Nel 1833, fonda la Congregazione dei Missionari dei Sacri Cuori di Gesù e di Maria.
Muore nella sua città, Napoli, nel 1860.
Contemporanea
di don Gaetano, anche se molto più giovane, è Narcisa di Gesù Martillo y Moràn, ecuadoriana
di Nobol dove nasce nel 1832. Quindicenne, impara a cucire per aiutare la famiglia,
ma a nemmeno vent’anni è già orfana. Non ha denaro e la sua sopravvivenza è legata
all’ospitalità offertale in un cenobio. Vive in soffitte e ripostigli dove trascorre
lunghe ore in preghiera, durante le quali si infligge aspre penitenze corporali per
la conversione dei peccatori. L’amore totale per Cristo la spinge alla consacrazione
fra le Terziarie domenicane. Testimoni oculari la vedono frequentemente cadere in
estasi, ma la sua vita di intima comunione con Dio termina presto. Narcisa muore a
soli 37 anni, nel 1869.
In quello stesso anno, fa
la sua prima professione religiosa un’altra delle prossime canonizzande, Maria Bernarda
Verena Bütler. E’ svizzera, ha 21 anni, e da due fa parte del monastero delle Cappuccine
di Maria Ausiliatrice di Altstätten, nel Cantone di San Gallo. In dieci anni ricopre,
sempre con grande dedizione, i vari incarichi che le affida la sua comunità finché,
diventata superiora di un monastero ricco di vocazioni, riesce a realizzare un suo
antico sogno: partire in missione. E’ proprio l’Eucador della prossima Santa Narcisa
la terra dove approda Maria Bernarda Bütler. A Chone, apre un monastero con annessa
infermeria e una scuola per bambine. Supera opposizioni, guerre, malattie per soccorrere
i poveri e il suo Istituto viene presto amato dalla popolazione locale. Incomprensioni
col monastero di origine di Altstätten la portano a separarsene e a fondare le Suore
Francescane Missionarie di Maria Ausiliatrice”. A fine Ottocento, la persecuzione
antireligiosa la costringe a trasferire il monastero in Colombia, dove muore a Cartagena,
nel 1924.
Dall’America Latina all’Asia, teatro della
vicenda di Alfonsa dell'Immacolata Concezione, originaria dello Stato indiano del
Kerala, dove nasce nell’agosto del 1910. Orfana, rimane molto presto affascinata dalla
vita religiosa.
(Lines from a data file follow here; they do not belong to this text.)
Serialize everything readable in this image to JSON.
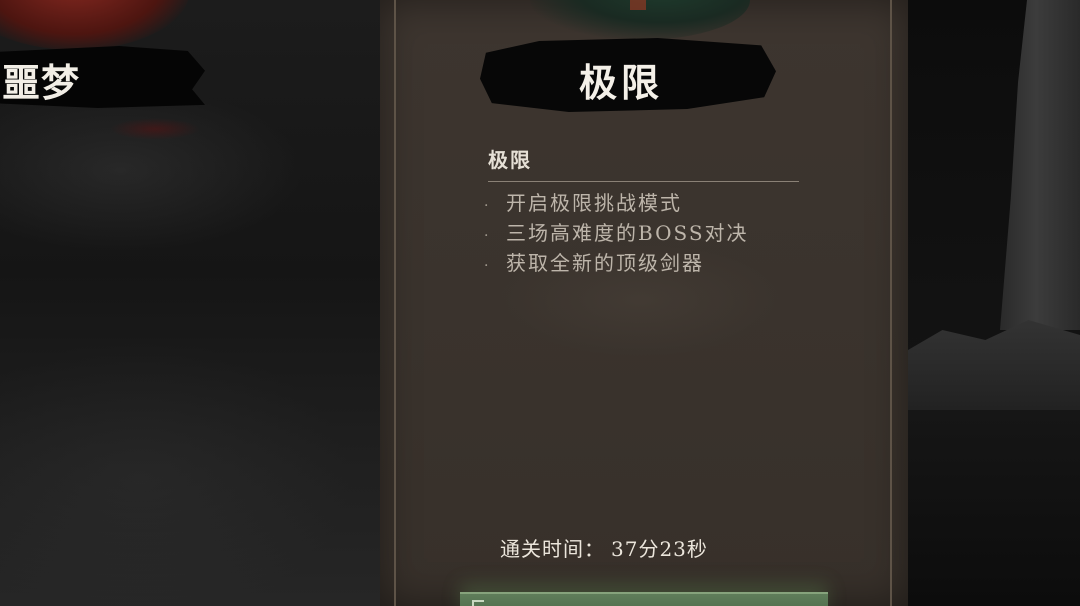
{
  "left_card": {
    "title": "噩梦"
  },
  "center_card": {
    "title": "极限",
    "section_heading": "极限",
    "bullets": [
      "开启极限挑战模式",
      "三场高难度的BOSS对决",
      "获取全新的顶级剑器"
    ],
    "clear_time_label": "通关时间：",
    "clear_time_value": "37分23秒"
  },
  "colors": {
    "card_background": "#3a332d",
    "banner_ink": "#070707",
    "confirm_button": "#4f6f4b",
    "left_accent_red": "#8e1f18"
  },
  "icons": {
    "bullet": "·"
  }
}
I suoi parenti hanno altri obiettivi e la costringono al matrimonio
dal quale lei si sottrae con la forza, riuscendo ad essere ammessa fra le Clarisse
Malabaresi. La salute malferma le impone grandi rinunce, che suor Alfonsa patisce
senza lamentele, anche quando la malattia le si presenta nel modo più violento e doloroso.
Muore nel 1946, a 36 anni. Diceva: “Io sento che il Signore mi ha destinata ad essere
un’oblazione, un sacrificio di sofferenza… Il giorno in cui non ho sofferto è un giorno
perduto per me”. La sua tomba è meta di pellegrinaggi di cattolici, musulmani, induisti.
Nel 1986, Giovanni Paolo II la proclama Beata, prima dell’India.